Family Farm Stewardship

by Terry Spence

The roots of most American rural communities over the decades have been structured and grown around sustainable family farm operations. With the growth of the factory farm type of agriculture in America, agriculturally dependent rural communities have withered away and some have died out. Large corporate hog farms in Missouri alone have depleted over 60 percent of the independent family hog farmers over the last six years. With the loss of these hog farms there has been a significant loss of family farms, farm families, loss of support to local schools, churches, public institutions and farm-related retail businesses in areas where they operate as well as social impacts.

Missouri had a ban on corporate farming until 1993, when an amendment attached to an economic development bill quietly exempted three counties (Putnam, Sullivan and Mercer) so that Corporate Premium Standard Farms could raise swine in these three counties. Today in these three counties there is a combined population of 15,701 residents and over 1.6 million Premium Standard hogs within an area of 1,625 square miles. This amounts to 985 hogs per square mile, or 102 hogs for every man, woman and child.
Corporate entities undermine the economic factors that communities rely on by getting reduced rates on utilities from what other area farmers have to pay, exemptions in enterprise zones up to 100 percent tax abatements on real property, such as slaughter and packing houses, as well as a raft of community development block grants for infrastructure and job training assistance. The loss of revenues from these factors, as well as the loss from corporations not purchasing locally for their operations and selling the community-based product outside the region brings social and economic disaster to rural areas in Missouri.

A corporate entity in itself is not a living thing; it is without a heart, without a soul or any type of feelings as to its course of action in how it is being used. Corporate executives are living things; they call themselves farmers while dealing with agriculture issues. The only difference in corporate farmers is that REAL FARMERS care about people, their families and their communities, they reside and work at their place of business, they care about the land, and the environment and the animals they raise. REAL FARMERS realize that farming is a sacred trust; to take only what is needed from the land and to use good stewardship, providing opportunities for future generations who follow.

The corporate integration and industrialization of agriculture is slowly eroding away at the fabric that America was built upon. Farmers, for centuries, have been the backbone that makes America what it is today. Farmers have provided an abundance of wholesome, healthy food and commodities, which in turn built strong and healthy rural communities.

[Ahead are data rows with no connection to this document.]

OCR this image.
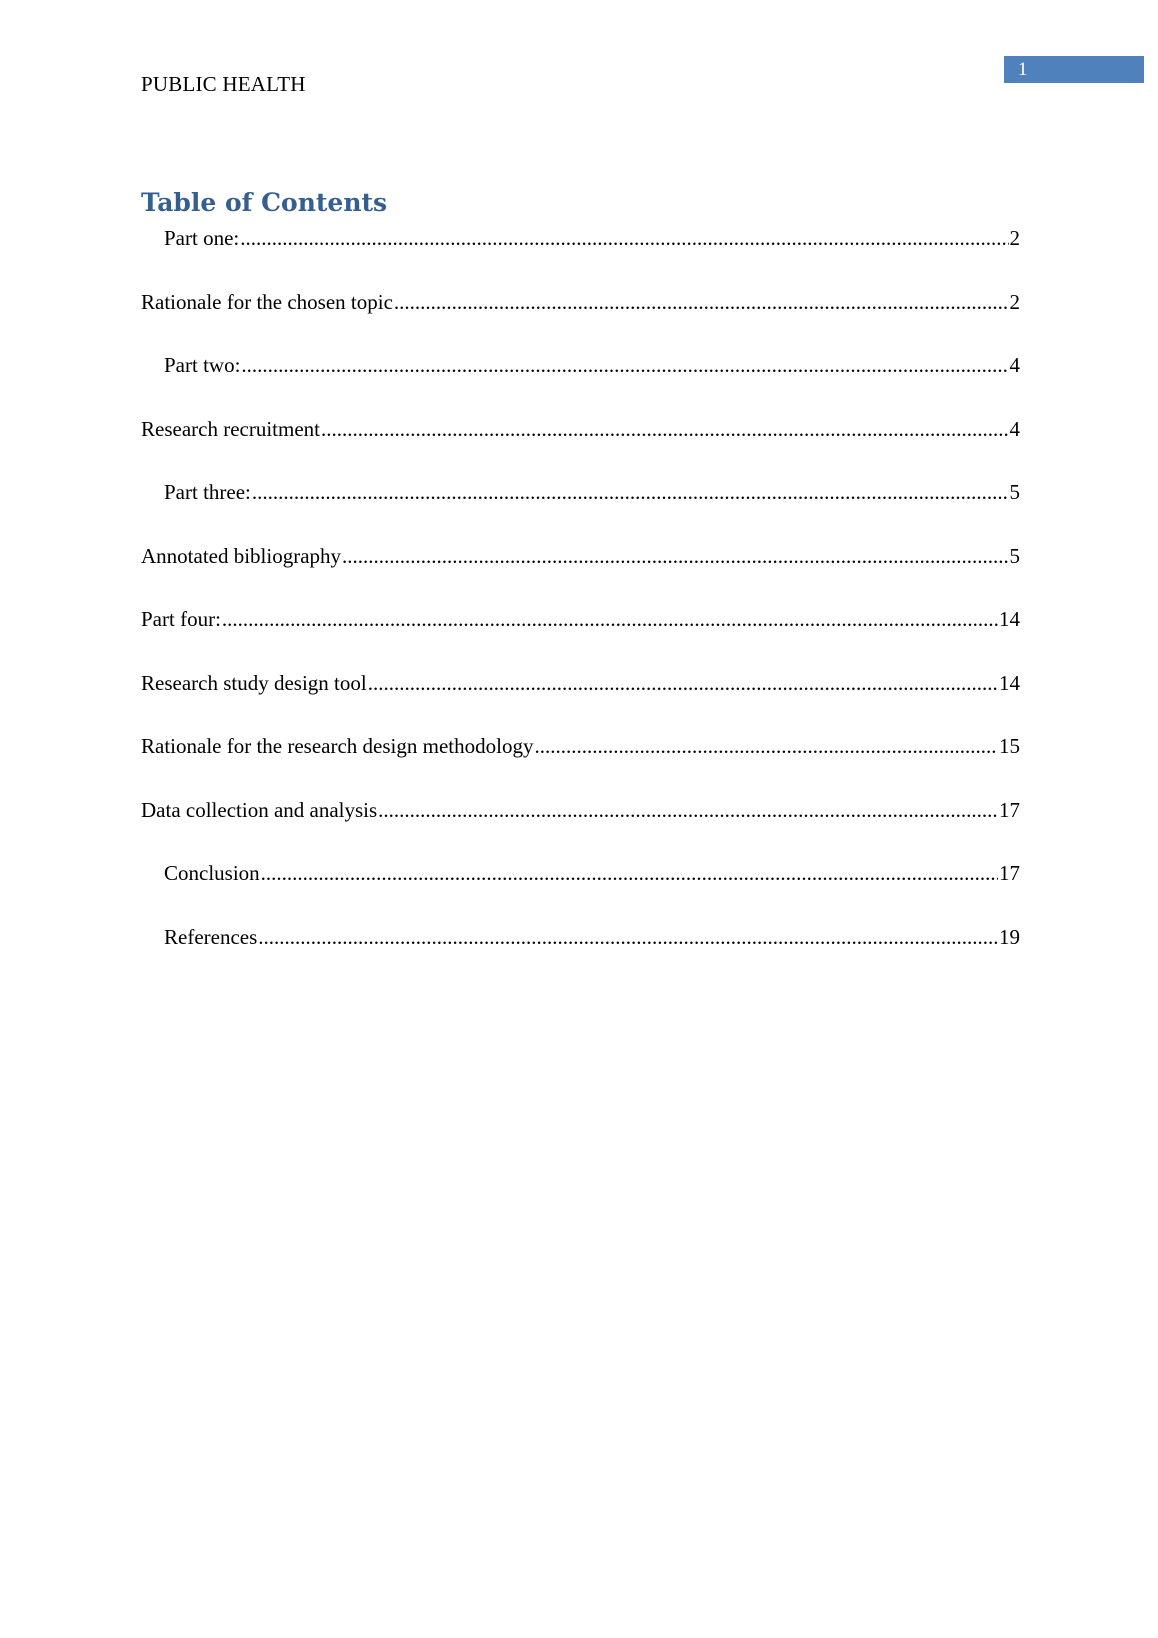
PUBLIC HEALTH
1
Table of Contents
Part one: .....	2
Rationale for the chosen topic .....	2
Part two: .....	4
Research recruitment .....	4
Part three: .....	5
Annotated bibliography .....	5
Part four: .....	14
Research study design tool .....	14
Rationale for the research design methodology .....	15
Data collection and analysis .....	17
Conclusion .....	17
References .....	19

Corporate integration hasn’t taken place overnight; it’s been like a black sheep in the night, roaming from place to place, to see where it can fit in without being noticed and being free to do whatever it pleases. Farmers have relied on agriculture groups such as the American Farm Bureau Federation (AFBF), the National Cattlemen’s Beef Association (NCBA) and the National Pork Producers Council (NPPC) to be a watchdog for anything that might be detrimental to family farmer’s future. These groups became the voice for the American farmer, but at the same time also became good associates with corporate industry. These groups have become so wealthy from dues and checkoffs from the family farmer, that some of them now own stocks and shares in the corporations that are destroying family farmers and agriculture.
Nobody knows better than we do what is strangling the life out of rural America. As farmers, we must individually voice our opinion loud and clear, if the preservation of the family farm is to be continued for the future.

I believe the earth was created so that everything on it could live in harmony. With the new type of corporate industrialization of agriculture, the harmony and balance of nature will soon be nonexistent. Corporate greed has no balance compared to the stewardship of the REAL AMERICAN FAMILY FARMER.

Terry Spence owns and operates a 400-acre, second-generation beef cow/calf farm in Putnam County, Missouri, on which he has lived all but two of his 53 years. He and his wife, Linda, have two children and three grandchildren.